The Farro Bowl was an unexpected surprise, combining a kitchen sink's worth of different textures and flavors into something surprisingly harmonious. Perhaps the most unusual component is the sieved egg, which is impossibly fluffy and light and melts into a salty creaminess when it hits the tongue. The farro is as nutty and firm as you would hope it to be, tossed in a light vinaigrette that offers just a hint acidity, and the radish slices add a satisfying crunch to each bite. There are also chunks of tangy citrus, earthy roasted mushrooms, and flecks of fragrant rosemary. What brings this all together is the luscious smear of whipped goat's cheese on the side of the bowl; it's lemony and bright and yet still savory, and it's so light and fluffy that it's almost cloud-like. We both agreed that we'd be satisfied with a bowl of this cheese alone, or maybe with a nice slice of baguette. It's divine.

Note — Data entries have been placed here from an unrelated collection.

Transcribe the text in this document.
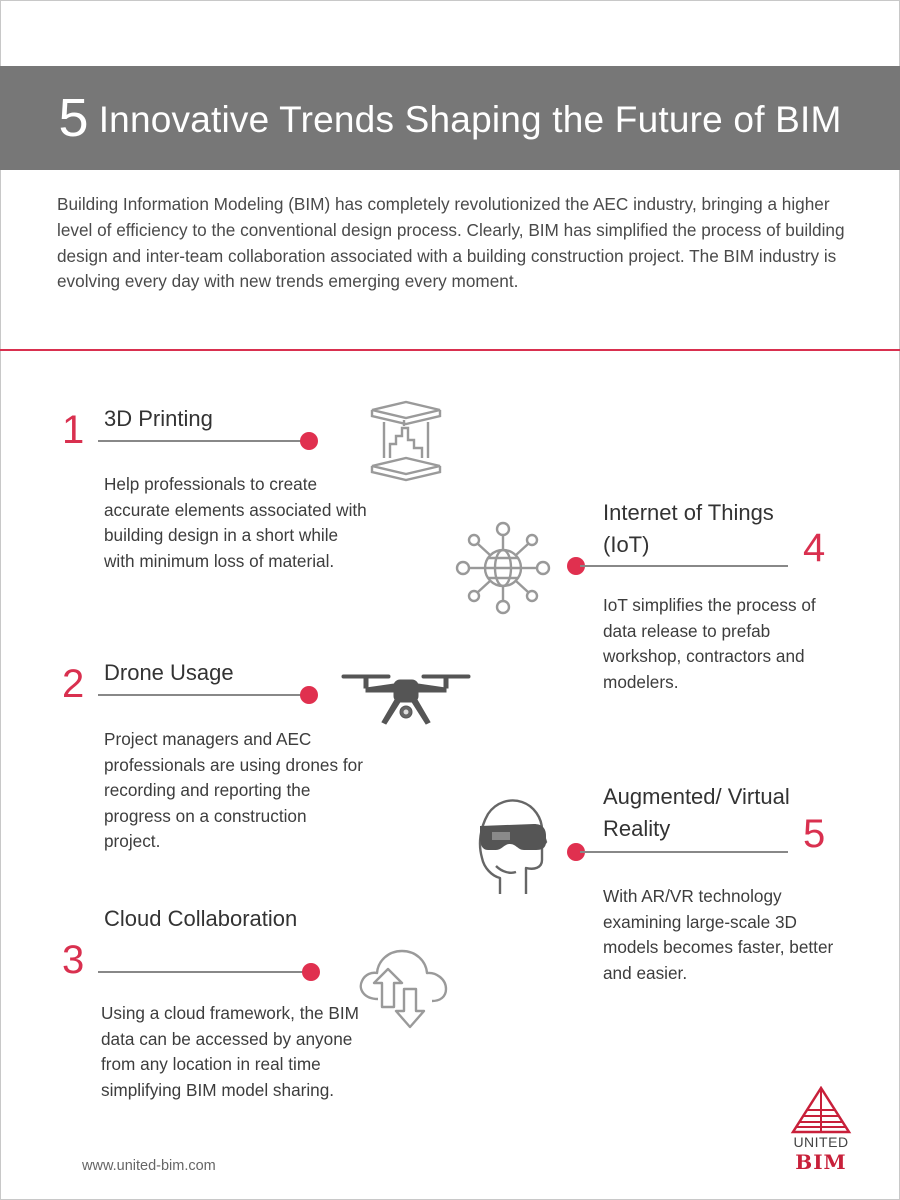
5 Innovative Trends Shaping the Future of BIM
Building Information Modeling (BIM) has completely revolutionized the AEC industry, bringing a higher level of efficiency to the conventional design process. Clearly, BIM has simplified the process of building design and inter-team collaboration associated with a building construction project. The BIM industry is evolving every day with new trends emerging every moment.
1 3D Printing
Help professionals to create accurate elements associated with building design in a short while with minimum loss of material.
2 Drone Usage
Project managers and AEC professionals are using drones for recording and reporting the progress on a construction project.
3
Cloud Collaboration
Using a cloud framework, the BIM data can be accessed by anyone from any location in real time simplifying BIM model sharing.
Internet of Things (IoT)	4
IoT simplifies the process of data release to prefab workshop, contractors and modelers.
Augmented/ Virtual Reality	5
With AR/VR technology examining large-scale 3D models becomes faster, better and easier.
www.united-bim.com
UNITED
BIM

And because no good brunch goes without a bit of decadence, there are the Seany Cakes. This should probably be called simply Seany Cake, what with there being only a singular enormous cake, but the Seany Cakes are all about challenging your expectations. In fact, nothing about this dish is what you'd expect; the cake is thick and crispy on the outside, incredibly moist and steaming in the center, and sports a robust, yeasted flavor that barely approaches sweetness. On top, deliciously tart, syrupy blackberries and a mound of soft, sweet whipped cream that melts the moment it makes contact with the steaming hot cake. This is exactly the kind of dish that Sundays were made for.
As the Los Angeles food culture continues to explode, deciding where to brunch next can be overwhelming - but perhaps we needn't look much farther than our own backyard. Hidden gems like Dudley Market are out there, offering something special and unique (and downright delicious) to their communities. Taking the time to discover them can be an adventure in itself - and hey, if at the end of the adventure there are some bottomless mimosas, we certainly won't complain.